Ce doit être une tâche difficile d’écrire sur Paris. C’est une ville si connue, si visitée. Comment être original, comment être intéressant ? Il faudrait faire des efforts de perception, des efforts de réflexion… C’est un dur métier qu’écrivain voyageur à Paris.
Bill Bryson a relevé le défi dans un récit de voyage en Europe. Un seul chapitre concerne la France, et il s’intitule « Paris ». Son angle est simple et efficace : laisser libre cours à la détestation de la France et des Français qu’il partage avec quelques centaines de millions de personnes dans le monde.
Cela commence plutôt mal : « Les Français de nous aiment pas. Je suppose que c’est OK car personne ne les aime tellement non plus. » Fair enough. Il passe quelques paragraphes à montrer ce que tout le monde sait déjà, à savoir que nous sommes méprisables en tous points. Il s’étonne aussi que nous ne soyons pas reconnaissants avec les Américains du fait qu’ils nous ont libérés de l’oppression nazie.
Je lisais cela debout, dans une librairie de Belfast, incertain quant à la pertinence d’acheter le livre ou pas. J’avais déjà en main le classique de Paul Theroux, The Great Railway Bazaar. By Train Through Asia. Je résolus de finir le chapitre avant de me décider.
Je pensais que toute cette négativité était une fine manipulation d’écrivain. Il commence par une peinture sombre et dégoûtante, mais il trouvera le moyen, au fil des pages, de renverser la situation pour faire naître un enchantement tel qu’on peut en vivre dans les lieux les plus sordides.
Mais non, tout est vraiment pourri à Paris, et les habitants plus que tout le reste. Bill Bryson va donc se réfugier au musée. Le Louvre, impossible d’y entrer car les queues y sont trop longues. D’ailleurs, seuls les Américains font la queue, les Français passent devant sans aucune vergogne.
Là-dessus, j’ai été un peu déçu. Bryson veut-il suggérer que les Français vont au musée ? Qu’ils sont donc intéressés par des oeuvres d’art ? Non, il serait plus crédible d’écrire que seuls des Américains font la queue, et que les Français fument des Gauloises dans les cafés en refaisant le monde, en regardant passer les Américaines qu’ils admirent pour leur propreté, et en buvant des cafés qu’ils paient avec les allocations chômage que l’Etat leur prodigue.
Mais même cela donne une trop bonne image. J’abandonne, je suis trop patriote, au fond.
Pour le Louvre, il ne se souvient que d’une oeuvre, qu’il avait vu autrefois. Un tableau du 18ème siècle où l’on voit une femme enfoncer le doigt dans le cul d’une autre femme. Allez vérifier, si vous ne me croyez pas.

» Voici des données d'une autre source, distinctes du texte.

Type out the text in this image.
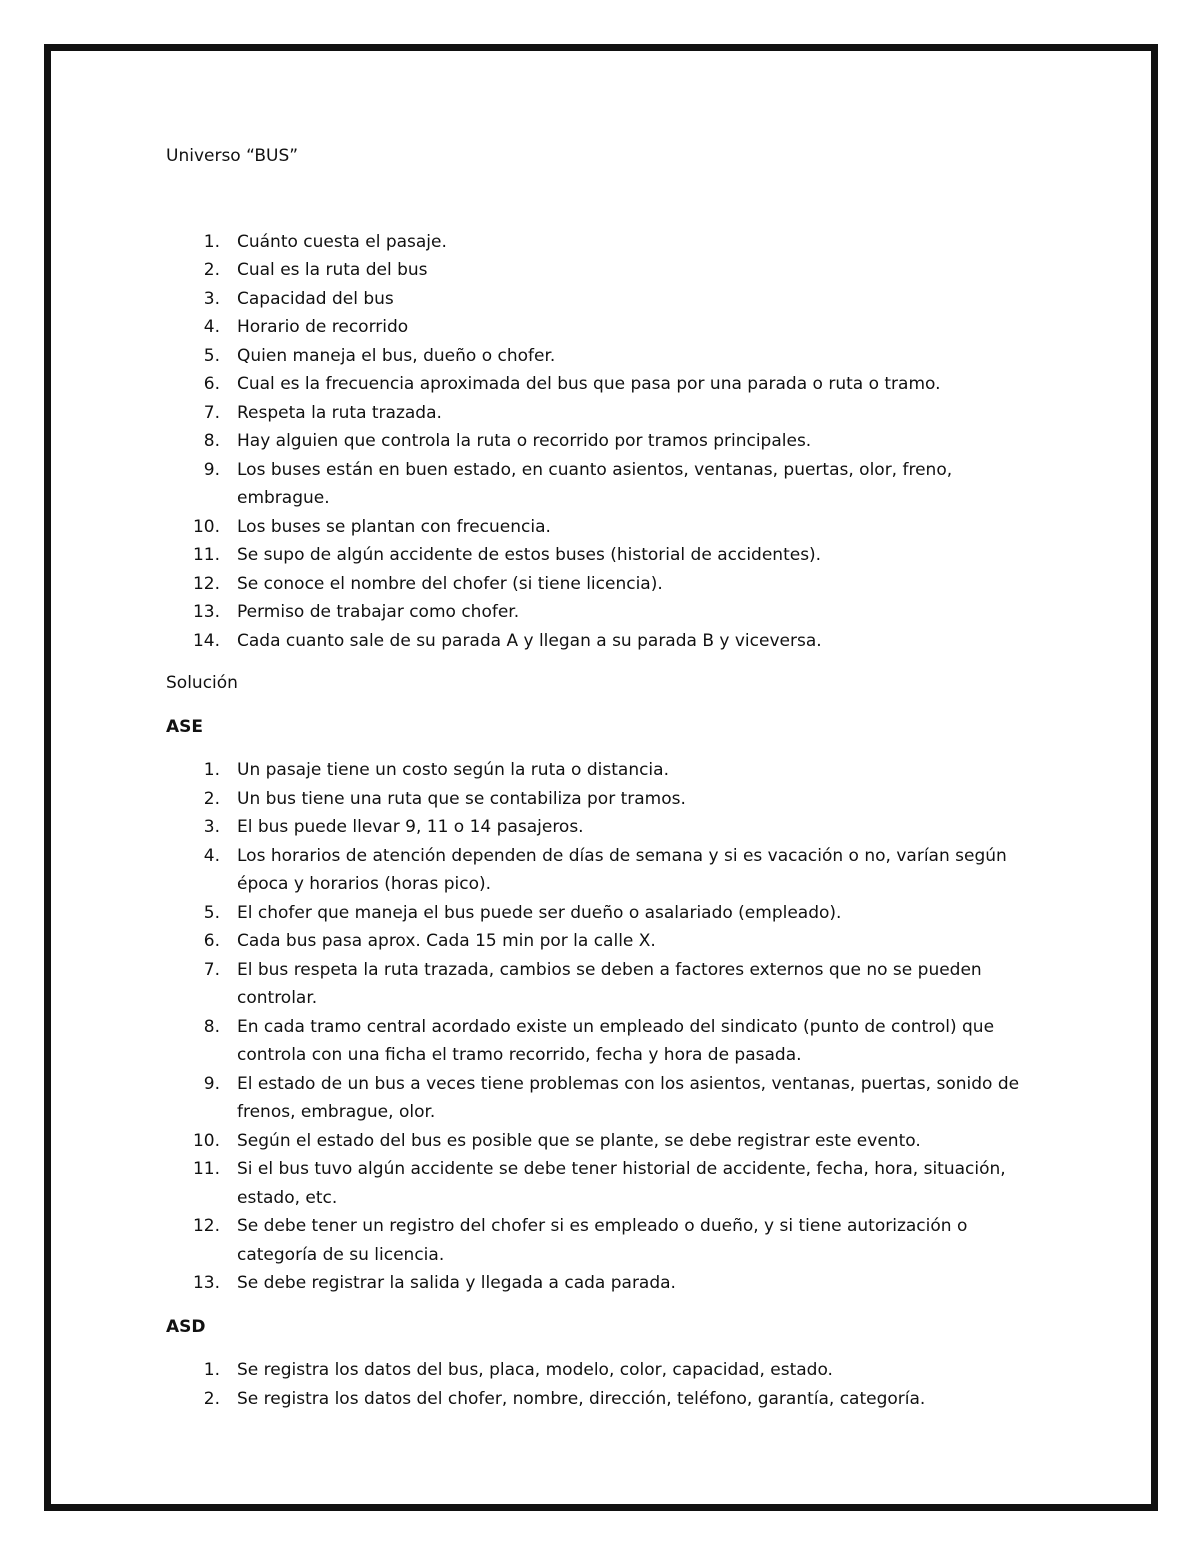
Universo “BUS”

1. Cuánto cuesta el pasaje.
2. Cual es la ruta del bus
3. Capacidad del bus
4. Horario de recorrido
5. Quien maneja el bus, dueño o chofer.
6. Cual es la frecuencia aproximada del bus que pasa por una parada o ruta o tramo.
7. Respeta la ruta trazada.
8. Hay alguien que controla la ruta o recorrido por tramos principales.
9. Los buses están en buen estado, en cuanto asientos, ventanas, puertas, olor, freno, embrague.
10. Los buses se plantan con frecuencia.
11. Se supo de algún accidente de estos buses (historial de accidentes).
12. Se conoce el nombre del chofer (si tiene licencia).
13. Permiso de trabajar como chofer.
14. Cada cuanto sale de su parada A y llegan a su parada B y viceversa.

Solución

ASE

1. Un pasaje tiene un costo según la ruta o distancia.
2. Un bus tiene una ruta que se contabiliza por tramos.
3. El bus puede llevar 9, 11 o 14 pasajeros.
4. Los horarios de atención dependen de días de semana y si es vacación o no, varían según época y horarios (horas pico).
5. El chofer que maneja el bus puede ser dueño o asalariado (empleado).
6. Cada bus pasa aprox. Cada 15 min por la calle X.
7. El bus respeta la ruta trazada, cambios se deben a factores externos que no se pueden controlar.
8. En cada tramo central acordado existe un empleado del sindicato (punto de control) que controla con una ficha el tramo recorrido, fecha y hora de pasada.
9. El estado de un bus a veces tiene problemas con los asientos, ventanas, puertas, sonido de frenos, embrague, olor.
10. Según el estado del bus es posible que se plante, se debe registrar este evento.
11. Si el bus tuvo algún accidente se debe tener historial de accidente, fecha, hora, situación, estado, etc.
12. Se debe tener un registro del chofer si es empleado o dueño, y si tiene autorización o categoría de su licencia.
13. Se debe registrar la salida y llegada a cada parada.

ASD

1. Se registra los datos del bus, placa, modelo, color, capacidad, estado.
2. Se registra los datos del chofer, nombre, dirección, teléfono, garantía, categoría.
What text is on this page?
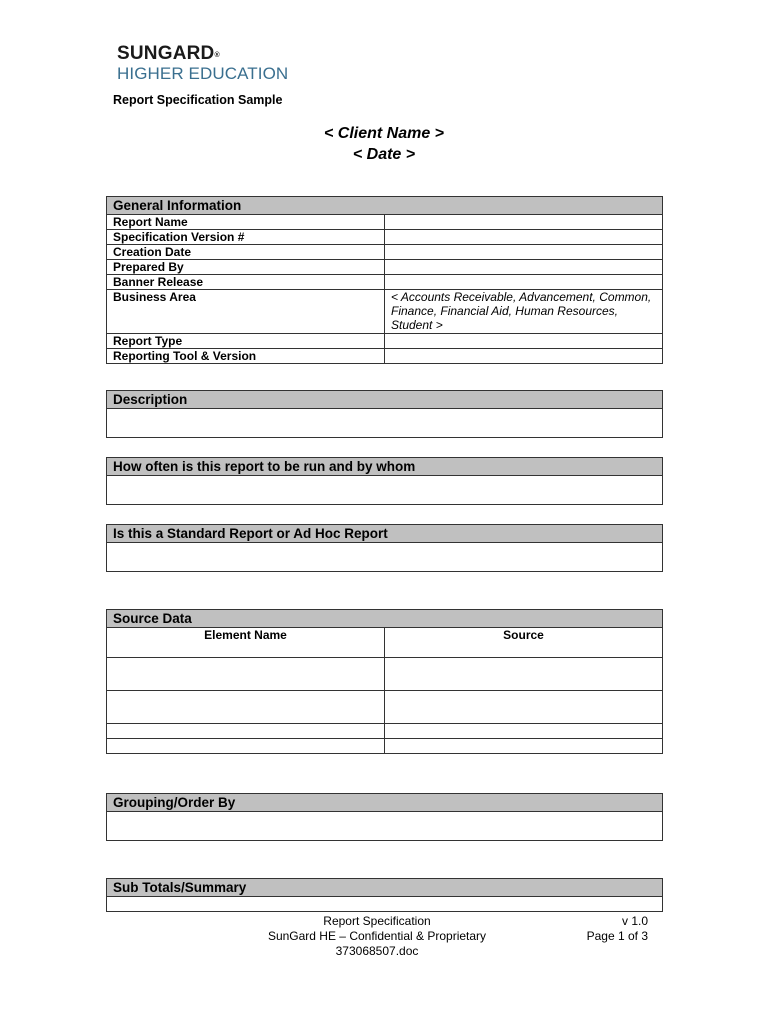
SUNGARD®
HIGHER EDUCATION
Report Specification Sample
< Client Name >
< Date >
General Information	
Report Name	
Specification Version #	
Creation Date	
Prepared By	
Banner Release	
Business Area	< Accounts Receivable, Advancement, Common, Finance, Financial Aid, Human Resources, Student >
Report Type	
Reporting Tool & Version	
Description

How often is this report to be run and by whom

Is this a Standard Report or Ad Hoc Report

Source Data	
Element Name	Source

Grouping/Order By

Sub Totals/Summary

Report Specification
SunGard HE – Confidential & Proprietary
373068507.doc
v 1.0
Page 1 of 3
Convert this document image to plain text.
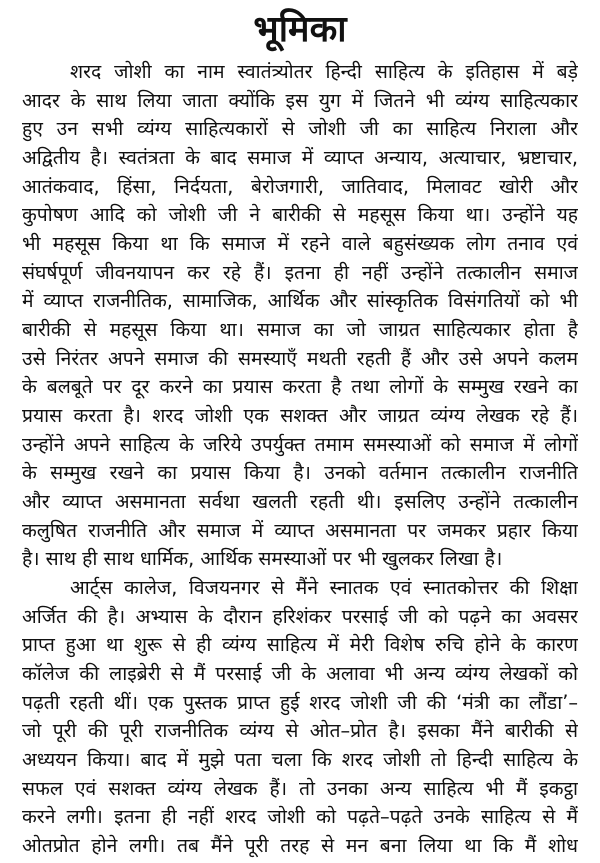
भूमिका
शरद जोशी का नाम स्वातंत्र्योतर हिन्दी साहित्य के इतिहास में बड़े
आदर के साथ लिया जाता क्योंकि इस युग में जितने भी व्यंग्य साहित्यकार
हुए उन सभी व्यंग्य साहित्यकारों से जोशी जी का साहित्य निराला और
अद्वितीय है। स्वतंत्रता के बाद समाज में व्याप्त अन्याय, अत्याचार, भ्रष्टाचार,
आतंकवाद, हिंसा, निर्दयता, बेरोजगारी, जातिवाद, मिलावट खोरी और
कुपोषण आदि को जोशी जी ने बारीकी से महसूस किया था। उन्होंने यह
भी महसूस किया था कि समाज में रहने वाले बहुसंख्यक लोग तनाव एवं
संघर्षपूर्ण जीवनयापन कर रहे हैं। इतना ही नहीं उन्होंने तत्कालीन समाज
में व्याप्त राजनीतिक, सामाजिक, आर्थिक और सांस्कृतिक विसंगतियों को भी
बारीकी से महसूस किया था। समाज का जो जाग्रत साहित्यकार होता है
उसे निरंतर अपने समाज की समस्याएँ मथती रहती हैं और उसे अपने कलम
के बलबूते पर दूर करने का प्रयास करता है तथा लोगों के सम्मुख रखने का
प्रयास करता है। शरद जोशी एक सशक्त और जाग्रत व्यंग्य लेखक रहे हैं।
उन्होंने अपने साहित्य के जरिये उपर्युक्त तमाम समस्याओं को समाज में लोगों
के सम्मुख रखने का प्रयास किया है। उनको वर्तमान तत्कालीन राजनीति
और व्याप्त असमानता सर्वथा खलती रहती थी। इसलिए उन्होंने तत्कालीन
कलुषित राजनीति और समाज में व्याप्त असमानता पर जमकर प्रहार किया
है। साथ ही साथ धार्मिक, आर्थिक समस्याओं पर भी खुलकर लिखा है।
आर्ट्स कालेज, विजयनगर से मैंने स्नातक एवं स्नातकोत्तर की शिक्षा
अर्जित की है। अभ्यास के दौरान हरिशंकर परसाई जी को पढ़ने का अवसर
प्राप्त हुआ था शुरू से ही व्यंग्य साहित्य में मेरी विशेष रुचि होने के कारण
कॉलेज की लाइब्रेरी से मैं परसाई जी के अलावा भी अन्य व्यंग्य लेखकों को
पढ़ती रहती थीं। एक पुस्तक प्राप्त हुई शरद जोशी जी की ‘मंत्री का लौंडा’–
जो पूरी की पूरी राजनीतिक व्यंग्य से ओत–प्रोत है। इसका मैंने बारीकी से
अध्ययन किया। बाद में मुझे पता चला कि शरद जोशी तो हिन्दी साहित्य के
सफल एवं सशक्त व्यंग्य लेखक हैं। तो उनका अन्य साहित्य भी मैं इकट्ठा
करने लगी। इतना ही नहीं शरद जोशी को पढ़ते–पढ़ते उनके साहित्य से मैं
ओतप्रोत होने लगी। तब मैंने पूरी तरह से मन बना लिया था कि मैं शोध
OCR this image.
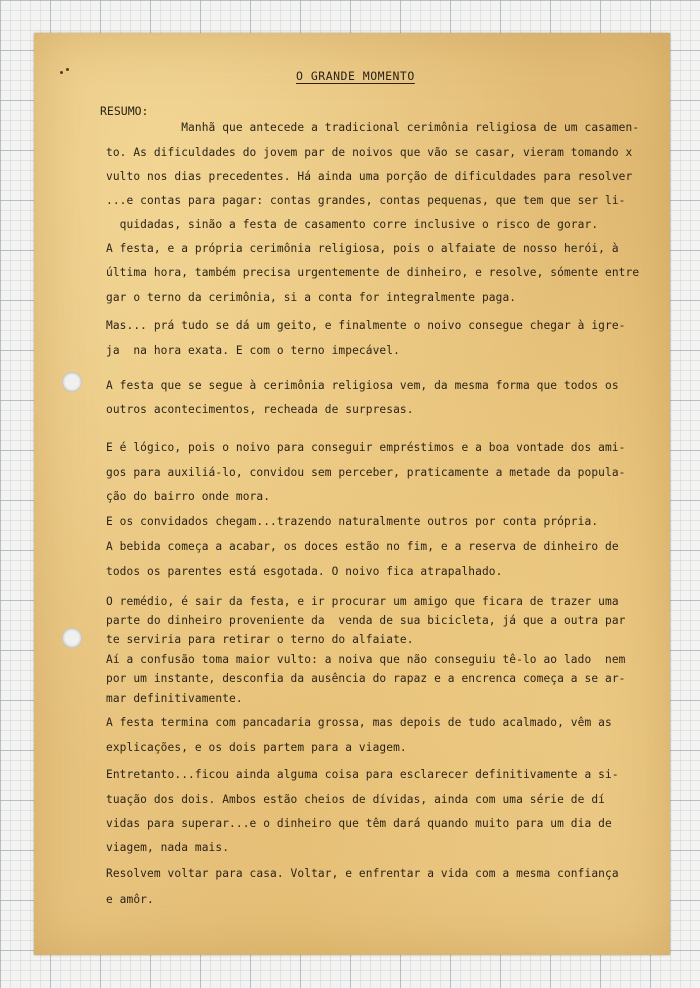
O GRANDE MOMENTO
RESUMO:
Manhã que antecede a tradicional cerimônia religiosa de um casamen-
to. As dificuldades do jovem par de noivos que vão se casar, vieram tomando x
vulto nos dias precedentes. Há ainda uma porção de dificuldades para resolver
...e contas para pagar: contas grandes, contas pequenas, que tem que ser li-
quidadas, sinão a festa de casamento corre inclusive o risco de gorar.
A festa, e a própria cerimônia religiosa, pois o alfaiate de nosso herói, à
última hora, também precisa urgentemente de dinheiro, e resolve, sómente entre
gar o terno da cerimônia, si a conta for integralmente paga.
Mas... prá tudo se dá um geito, e finalmente o noivo consegue chegar à igre-
ja  na hora exata. E com o terno impecável.
A festa que se segue à cerimônia religiosa vem, da mesma forma que todos os
outros acontecimentos, recheada de surpresas.
E é lógico, pois o noivo para conseguir empréstimos e a boa vontade dos ami-
gos para auxiliá-lo, convidou sem perceber, praticamente a metade da popula-
ção do bairro onde mora.
E os convidados chegam...trazendo naturalmente outros por conta própria.
A bebida começa a acabar, os doces estão no fim, e a reserva de dinheiro de
todos os parentes está esgotada. O noivo fica atrapalhado.
O remédio, é sair da festa, e ir procurar um amigo que ficara de trazer uma
parte do dinheiro proveniente da  venda de sua bicicleta, já que a outra par
te serviria para retirar o terno do alfaiate.
Aí a confusão toma maior vulto: a noiva que não conseguiu tê-lo ao lado  nem
por um instante, desconfia da ausência do rapaz e a encrenca começa a se ar-
mar definitivamente.
A festa termina com pancadaria grossa, mas depois de tudo acalmado, vêm as
explicações, e os dois partem para a viagem.
Entretanto...ficou ainda alguma coisa para esclarecer definitivamente a si-
tuação dos dois. Ambos estão cheios de dívidas, ainda com uma série de dí
vidas para superar...e o dinheiro que têm dará quando muito para um dia de
viagem, nada mais.
Resolvem voltar para casa. Voltar, e enfrentar a vida com a mesma confiança
e amôr.
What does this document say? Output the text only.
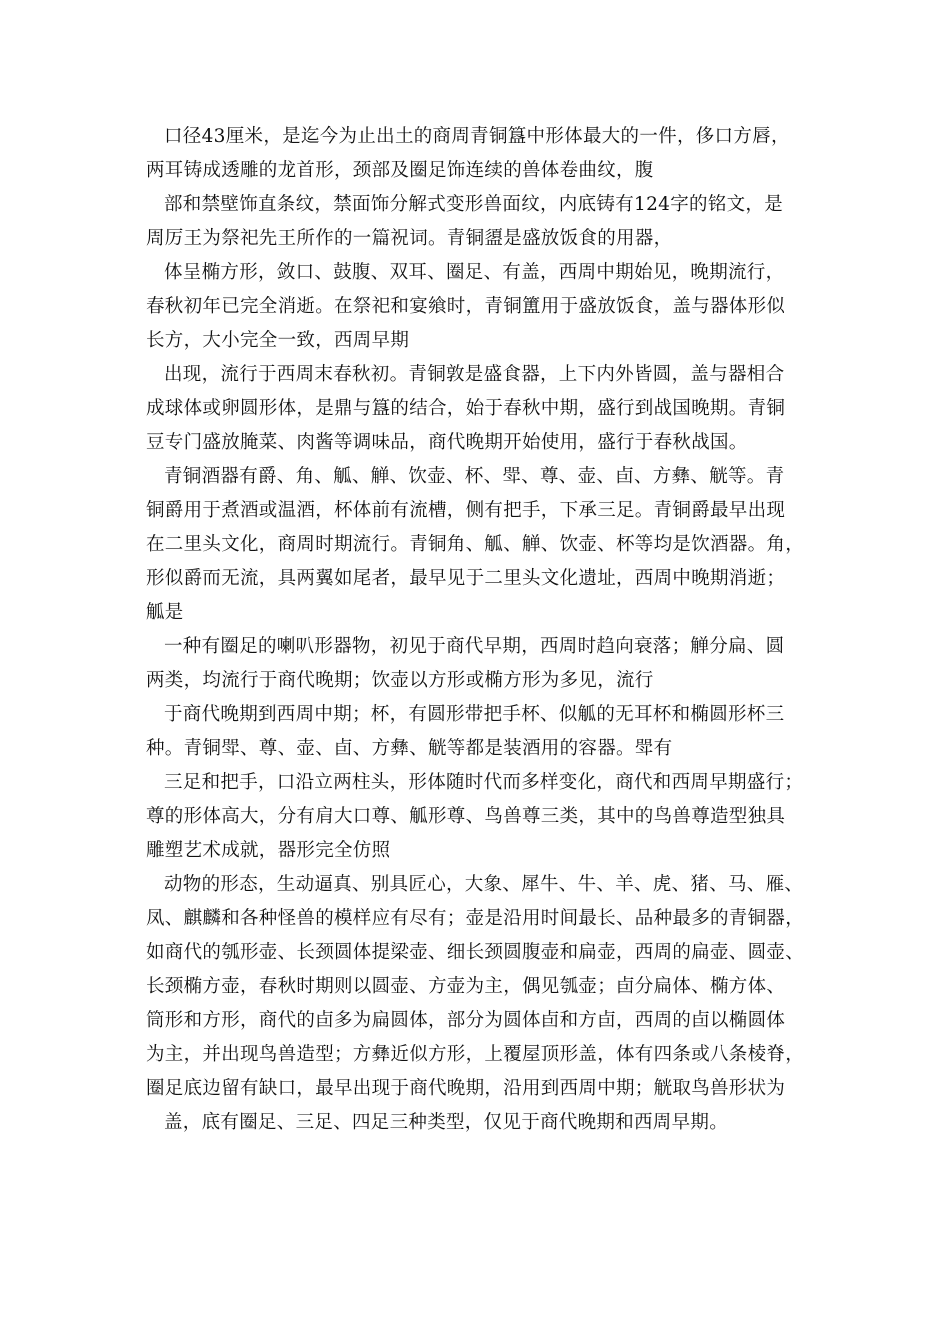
口径43厘米，是迄今为止出土的商周青铜簋中形体最大的一件，侈口方唇，
两耳铸成透雕的龙首形，颈部及圈足饰连续的兽体卷曲纹，腹
部和禁壁饰直条纹，禁面饰分解式变形兽面纹，内底铸有124字的铭文，是
周厉王为祭祀先王所作的一篇祝词。青铜盨是盛放饭食的用器，
体呈椭方形，敛口、鼓腹、双耳、圈足、有盖，西周中期始见，晚期流行，
春秋初年已完全消逝。在祭祀和宴飨时，青铜簠用于盛放饭食，盖与器体形似
长方，大小完全一致，西周早期
出现，流行于西周末春秋初。青铜敦是盛食器，上下内外皆圆，盖与器相合
成球体或卵圆形体，是鼎与簋的结合，始于春秋中期，盛行到战国晚期。青铜
豆专门盛放腌菜、肉酱等调味品，商代晚期开始使用，盛行于春秋战国。
青铜酒器有爵、角、觚、觯、饮壶、杯、斝、尊、壶、卣、方彝、觥等。青
铜爵用于煮酒或温酒，杯体前有流槽，侧有把手，下承三足。青铜爵最早出现
在二里头文化，商周时期流行。青铜角、觚、觯、饮壶、杯等均是饮酒器。角，
形似爵而无流，具两翼如尾者，最早见于二里头文化遗址，西周中晚期消逝；
觚是
一种有圈足的喇叭形器物，初见于商代早期，西周时趋向衰落；觯分扁、圆
两类，均流行于商代晚期；饮壶以方形或椭方形为多见，流行
于商代晚期到西周中期；杯，有圆形带把手杯、似觚的无耳杯和椭圆形杯三
种。青铜斝、尊、壶、卣、方彝、觥等都是装酒用的容器。斝有
三足和把手，口沿立两柱头，形体随时代而多样变化，商代和西周早期盛行；
尊的形体高大，分有肩大口尊、觚形尊、鸟兽尊三类，其中的鸟兽尊造型独具
雕塑艺术成就，器形完全仿照
动物的形态，生动逼真、别具匠心，大象、犀牛、牛、羊、虎、猪、马、雁、
凤、麒麟和各种怪兽的模样应有尽有；壶是沿用时间最长、品种最多的青铜器，
如商代的瓠形壶、长颈圆体提梁壶、细长颈圆腹壶和扁壶，西周的扁壶、圆壶、
长颈椭方壶，春秋时期则以圆壶、方壶为主，偶见瓠壶；卣分扁体、椭方体、
筒形和方形，商代的卣多为扁圆体，部分为圆体卣和方卣，西周的卣以椭圆体
为主，并出现鸟兽造型；方彝近似方形，上覆屋顶形盖，体有四条或八条棱脊，
圈足底边留有缺口，最早出现于商代晚期，沿用到西周中期；觥取鸟兽形状为
盖，底有圈足、三足、四足三种类型，仅见于商代晚期和西周早期。
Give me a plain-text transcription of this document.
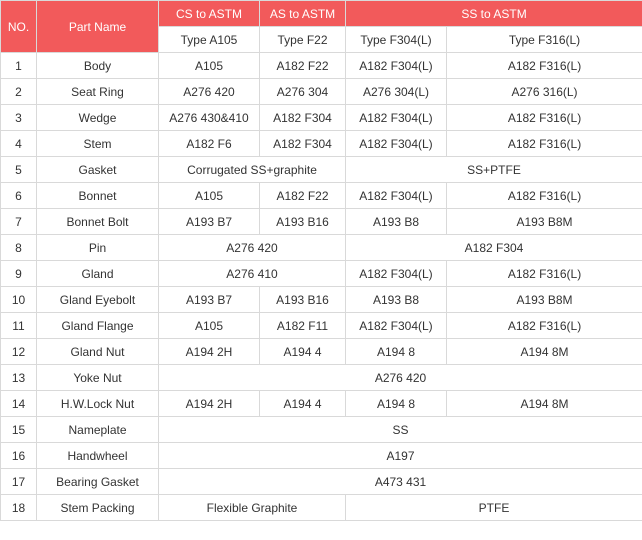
NO.	Part Name	CS to ASTM	AS to ASTM	SS to ASTM	
		Type A105	Type F22	Type F304(L)	Type F316(L)
1	Body	A105	A182 F22	A182 F304(L)	A182 F316(L)
2	Seat Ring	A276 420	A276 304	A276 304(L)	A276 316(L)
3	Wedge	A276 430&410	A182 F304	A182 F304(L)	A182 F316(L)
4	Stem	A182 F6	A182 F304	A182 F304(L)	A182 F316(L)
5	Gasket	Corrugated SS+graphite		SS+PTFE	
6	Bonnet	A105	A182 F22	A182 F304(L)	A182 F316(L)
7	Bonnet Bolt	A193 B7	A193 B16	A193 B8	A193 B8M
8	Pin	A276 420		A182 F304	
9	Gland	A276 410		A182 F304(L)	A182 F316(L)
10	Gland Eyebolt	A193 B7	A193 B16	A193 B8	A193 B8M
11	Gland Flange	A105	A182 F11	A182 F304(L)	A182 F316(L)
12	Gland Nut	A194 2H	A194 4	A194 8	A194 8M
13	Yoke Nut	A276 420			
14	H.W.Lock Nut	A194 2H	A194 4	A194 8	A194 8M
15	Nameplate	SS			
16	Handwheel	A197			
17	Bearing Gasket	A473 431			
18	Stem Packing	Flexible Graphite		PTFE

Orsay, il l’a trouvé « wonderful, both as a building and as a collection of pictures. » Il n’en dira pas davantage, ce qui est dommage vu que c’est la seule chose qui soit wonderful à Paris. Mais enfin, de deux choses l’une, soit il n’est jamais allé au musée d’Orsay, soit il ne sait pas regarder un musée. Vous ne pouvez pas avoir une certaine pratique muséale, visiter Orsay, et écrire, dans un livre qui sera vendu aux quatre coins du monde, qu’il s’agit là d’un musée wonderful, tant au niveau du building qu’à celui de la collection of pictures. C’est impossible, ne serait-ce que pour les sculptures et la mise en espace qui constitue l’identité du musée d’Orsay.
Mais me voilà encore en train de faire l’arrogant connoisseur.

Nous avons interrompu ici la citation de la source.